The gate's policy is /sandbox/.openclaw-data/auto-actions.json. It's intended to be readable — the autonomy roadmap is the diff between "what's auto today" and "what's draft or block today." See Autonomy.

Two execution substrates¶

Sub-agent spawns route to one of two backends:

Substrate	Runs in	Isolation	Network policy	Async
`local`	Chad's container	Process tree shared with parent	L7 policy preset enforced	No (sync only)
`gha`	Fresh GitHub Actions runner	Per-spawn VM	Lost — runner has wide egress	Yes (`--async`)

The local substrate is right when the sub-agent needs gbrain, the sandbox source clone, or NVIDIA inference.
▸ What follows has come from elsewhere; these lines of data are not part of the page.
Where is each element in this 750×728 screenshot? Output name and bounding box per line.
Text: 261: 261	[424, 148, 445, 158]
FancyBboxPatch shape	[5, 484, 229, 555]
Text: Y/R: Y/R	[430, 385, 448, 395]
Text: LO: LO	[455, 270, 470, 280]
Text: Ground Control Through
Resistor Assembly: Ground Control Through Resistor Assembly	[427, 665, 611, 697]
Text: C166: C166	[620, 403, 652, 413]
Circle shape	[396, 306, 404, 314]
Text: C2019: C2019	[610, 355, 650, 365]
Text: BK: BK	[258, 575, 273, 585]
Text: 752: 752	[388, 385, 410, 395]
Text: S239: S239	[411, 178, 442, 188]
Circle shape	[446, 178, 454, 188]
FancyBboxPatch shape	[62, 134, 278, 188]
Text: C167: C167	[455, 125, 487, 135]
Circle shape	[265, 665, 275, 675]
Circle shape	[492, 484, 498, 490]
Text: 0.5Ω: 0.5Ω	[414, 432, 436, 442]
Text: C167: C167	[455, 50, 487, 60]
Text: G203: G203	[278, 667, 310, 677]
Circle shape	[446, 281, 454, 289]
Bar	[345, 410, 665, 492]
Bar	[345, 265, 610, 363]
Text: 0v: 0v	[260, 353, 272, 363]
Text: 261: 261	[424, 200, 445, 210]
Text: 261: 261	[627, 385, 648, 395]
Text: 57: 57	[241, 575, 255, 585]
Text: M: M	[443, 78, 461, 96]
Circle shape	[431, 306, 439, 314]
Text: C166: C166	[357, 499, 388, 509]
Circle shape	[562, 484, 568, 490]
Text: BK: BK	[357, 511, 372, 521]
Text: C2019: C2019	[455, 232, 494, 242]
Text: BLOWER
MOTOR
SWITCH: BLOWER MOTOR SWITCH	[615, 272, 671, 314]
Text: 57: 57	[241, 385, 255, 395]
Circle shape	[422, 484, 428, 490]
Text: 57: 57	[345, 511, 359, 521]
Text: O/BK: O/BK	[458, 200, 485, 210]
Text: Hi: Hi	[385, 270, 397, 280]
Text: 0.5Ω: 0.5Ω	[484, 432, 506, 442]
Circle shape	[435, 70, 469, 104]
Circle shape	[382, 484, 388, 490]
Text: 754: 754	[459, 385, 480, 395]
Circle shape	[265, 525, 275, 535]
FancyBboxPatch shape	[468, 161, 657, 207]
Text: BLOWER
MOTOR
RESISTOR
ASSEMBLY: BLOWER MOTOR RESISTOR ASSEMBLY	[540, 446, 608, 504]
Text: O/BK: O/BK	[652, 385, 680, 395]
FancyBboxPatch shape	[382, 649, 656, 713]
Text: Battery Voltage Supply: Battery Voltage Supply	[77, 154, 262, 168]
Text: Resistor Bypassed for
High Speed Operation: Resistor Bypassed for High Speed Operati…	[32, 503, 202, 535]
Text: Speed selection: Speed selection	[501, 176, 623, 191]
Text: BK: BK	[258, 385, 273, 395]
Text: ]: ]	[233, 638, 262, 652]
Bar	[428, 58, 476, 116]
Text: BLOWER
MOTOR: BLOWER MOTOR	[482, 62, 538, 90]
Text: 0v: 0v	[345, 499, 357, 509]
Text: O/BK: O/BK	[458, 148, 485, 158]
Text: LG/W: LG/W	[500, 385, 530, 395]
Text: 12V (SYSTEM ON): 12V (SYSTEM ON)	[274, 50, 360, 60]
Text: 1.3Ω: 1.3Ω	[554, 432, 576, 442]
The gha substrate is right when the sub-agent is self-contained — codex writing a markdown report from a prompt, opencode running against an external repo.

A future pod substrate (Phase D in the design doc) would give the isolation of GHA runners with the L7 policy enforcement of the local substrate. Not built yet.

Where the source lives¶

NemoClaw (NVIDIA-owned blueprint) — tantodefi/NemoClaw on the chad-dev branch. The hardened sandbox image, the policy presets, the orchestrator scripts, the cron wrappers.
gbrain — tantodefi/gbrain. PGLite-backed knowledge brain.
chad-state (private) — tantodefi/chad-state. Backup of the workspace dir + the agent-job workflow for the GHA substrate. Not publicly readable; no link.
OpenClaw — openclaw.ai. The agent runtime Chad runs as.
OpenShell — NVIDIA/OpenShell. The sandbox + L7 gateway.